Interpretable Machine Learning for Affective Psychophysiology and Neuroscience

I am a Machine Learning researcher primarily interested in applying and developing machine learning models for interdisciplinary applications, especially in health sciences, and analyzing the theoretical underpinnings of explanation methods. 

Analyzing the Effects of Classifier Lipschitzness on Explainers

For a variety of explainers (e.g., SHAP, RISE, CXPlain), we provide lower bound guarantees on the astuteness of these explainers given the Lipschitzness of the prediction function. These theoretical results imply that locally smooth prediction functions lend themselves to locally robust explanations.

Neural Topographic Factor Analysis for fMRI Data

Neuroimaging studies produce gigabytes of spatio-temporal data for a small number of participants and stimuli. Recent work increasingly suggests that the common practice of averaging across participants and stimuli leaves out systematic and meaningful information. We propose Neural Topographic Factor Analysis (NTFA), a probabilistic factor analysis model that infers embeddings for participants and stimuli.
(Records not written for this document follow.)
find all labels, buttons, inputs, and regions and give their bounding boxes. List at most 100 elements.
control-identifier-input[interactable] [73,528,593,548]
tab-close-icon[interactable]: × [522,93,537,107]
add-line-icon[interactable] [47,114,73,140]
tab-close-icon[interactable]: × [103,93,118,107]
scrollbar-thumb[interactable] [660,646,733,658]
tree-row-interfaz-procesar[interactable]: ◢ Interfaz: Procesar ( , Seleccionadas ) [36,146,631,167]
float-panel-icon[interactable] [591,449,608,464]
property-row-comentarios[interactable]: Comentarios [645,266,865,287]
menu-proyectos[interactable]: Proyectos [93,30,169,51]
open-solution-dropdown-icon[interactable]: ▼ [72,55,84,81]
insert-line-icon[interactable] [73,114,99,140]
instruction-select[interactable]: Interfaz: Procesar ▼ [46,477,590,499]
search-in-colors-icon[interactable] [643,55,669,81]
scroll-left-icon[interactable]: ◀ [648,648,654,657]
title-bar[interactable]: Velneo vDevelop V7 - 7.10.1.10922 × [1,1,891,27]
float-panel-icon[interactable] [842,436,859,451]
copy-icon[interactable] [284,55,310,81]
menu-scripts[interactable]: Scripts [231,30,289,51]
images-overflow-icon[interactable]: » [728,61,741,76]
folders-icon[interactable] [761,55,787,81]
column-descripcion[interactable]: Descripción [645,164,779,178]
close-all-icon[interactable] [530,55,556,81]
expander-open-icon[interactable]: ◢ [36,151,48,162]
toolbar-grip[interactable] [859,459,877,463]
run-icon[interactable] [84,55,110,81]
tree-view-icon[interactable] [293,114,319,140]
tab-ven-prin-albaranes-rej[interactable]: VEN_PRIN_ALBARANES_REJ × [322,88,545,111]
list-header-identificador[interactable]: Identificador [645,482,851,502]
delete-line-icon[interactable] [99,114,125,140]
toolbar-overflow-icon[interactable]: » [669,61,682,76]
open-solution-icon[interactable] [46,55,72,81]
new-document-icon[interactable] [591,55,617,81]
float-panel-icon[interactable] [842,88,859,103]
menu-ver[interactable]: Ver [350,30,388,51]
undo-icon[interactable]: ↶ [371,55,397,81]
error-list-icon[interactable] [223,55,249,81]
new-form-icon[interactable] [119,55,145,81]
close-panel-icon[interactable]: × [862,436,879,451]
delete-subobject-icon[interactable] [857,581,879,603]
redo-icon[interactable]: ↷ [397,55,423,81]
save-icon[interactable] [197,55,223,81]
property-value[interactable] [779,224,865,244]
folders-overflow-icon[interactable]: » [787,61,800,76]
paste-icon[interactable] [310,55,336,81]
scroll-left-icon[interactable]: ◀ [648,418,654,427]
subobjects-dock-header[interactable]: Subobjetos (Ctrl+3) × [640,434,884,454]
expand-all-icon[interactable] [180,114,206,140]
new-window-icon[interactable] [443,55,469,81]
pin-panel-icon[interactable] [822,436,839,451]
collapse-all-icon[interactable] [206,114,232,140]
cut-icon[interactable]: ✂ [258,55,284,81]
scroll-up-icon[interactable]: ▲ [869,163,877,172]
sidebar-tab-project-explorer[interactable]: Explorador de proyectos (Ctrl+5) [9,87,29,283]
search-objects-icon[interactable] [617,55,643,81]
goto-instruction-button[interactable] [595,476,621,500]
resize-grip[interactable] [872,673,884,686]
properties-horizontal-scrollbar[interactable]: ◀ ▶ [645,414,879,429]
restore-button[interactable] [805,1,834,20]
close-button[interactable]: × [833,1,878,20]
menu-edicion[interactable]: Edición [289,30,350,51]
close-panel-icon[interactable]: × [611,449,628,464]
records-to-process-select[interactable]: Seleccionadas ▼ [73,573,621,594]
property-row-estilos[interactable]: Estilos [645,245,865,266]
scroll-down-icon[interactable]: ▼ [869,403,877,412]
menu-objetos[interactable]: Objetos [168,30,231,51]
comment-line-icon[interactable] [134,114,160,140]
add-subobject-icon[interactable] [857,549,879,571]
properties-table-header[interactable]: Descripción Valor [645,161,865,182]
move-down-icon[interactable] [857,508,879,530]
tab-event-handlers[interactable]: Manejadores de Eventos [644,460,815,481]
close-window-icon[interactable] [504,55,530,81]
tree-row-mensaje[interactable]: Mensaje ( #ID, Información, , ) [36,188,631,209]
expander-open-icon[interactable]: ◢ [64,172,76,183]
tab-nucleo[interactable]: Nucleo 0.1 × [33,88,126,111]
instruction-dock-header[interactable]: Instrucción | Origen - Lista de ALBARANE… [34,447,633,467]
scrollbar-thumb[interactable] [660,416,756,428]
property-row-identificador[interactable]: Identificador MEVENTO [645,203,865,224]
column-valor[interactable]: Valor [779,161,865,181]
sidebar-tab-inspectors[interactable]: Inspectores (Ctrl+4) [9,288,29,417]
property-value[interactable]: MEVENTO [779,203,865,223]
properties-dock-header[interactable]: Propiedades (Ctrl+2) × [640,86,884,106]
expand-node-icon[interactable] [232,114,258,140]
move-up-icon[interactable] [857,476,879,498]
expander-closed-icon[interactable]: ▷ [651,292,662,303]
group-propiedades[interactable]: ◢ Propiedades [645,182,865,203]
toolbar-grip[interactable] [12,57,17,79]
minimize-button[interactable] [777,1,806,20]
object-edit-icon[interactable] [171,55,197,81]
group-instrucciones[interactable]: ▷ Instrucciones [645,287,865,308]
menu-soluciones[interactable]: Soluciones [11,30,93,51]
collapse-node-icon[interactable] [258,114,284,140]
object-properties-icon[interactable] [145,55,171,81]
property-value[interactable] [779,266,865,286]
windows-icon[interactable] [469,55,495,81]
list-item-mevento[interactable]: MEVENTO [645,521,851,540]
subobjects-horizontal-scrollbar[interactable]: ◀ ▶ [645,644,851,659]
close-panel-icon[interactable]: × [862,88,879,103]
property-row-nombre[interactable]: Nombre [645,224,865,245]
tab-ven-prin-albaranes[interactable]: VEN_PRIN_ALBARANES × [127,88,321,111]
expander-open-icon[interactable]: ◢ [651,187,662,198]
These embeddings allow us to reason about differences between participants and stimuli as signal rather than noise.

A Computational Neural Model for Mapping Degenerate Neural Architectures

Degeneracy in biological systems refers to a many-to-one mapping between physical structures and their functional (including psychological) outcomes. Despite the ubiquity of the phenomenon, traditional analytical tools for modeling degeneracy in neuroscience are extremely limited. NTFA, with appropriate modifications can plug this gap.

Context-aware experience sampling reveals the scale of variation in affective experience

Emotion research typically searches for consistency and specificity in physiological activity across instances of an emotion category, such as anger or fear, yet studies to date have observed more variation than expected. In the present study, we adopt an alternative approach, searching inductively for structure within variation, both within and across participants.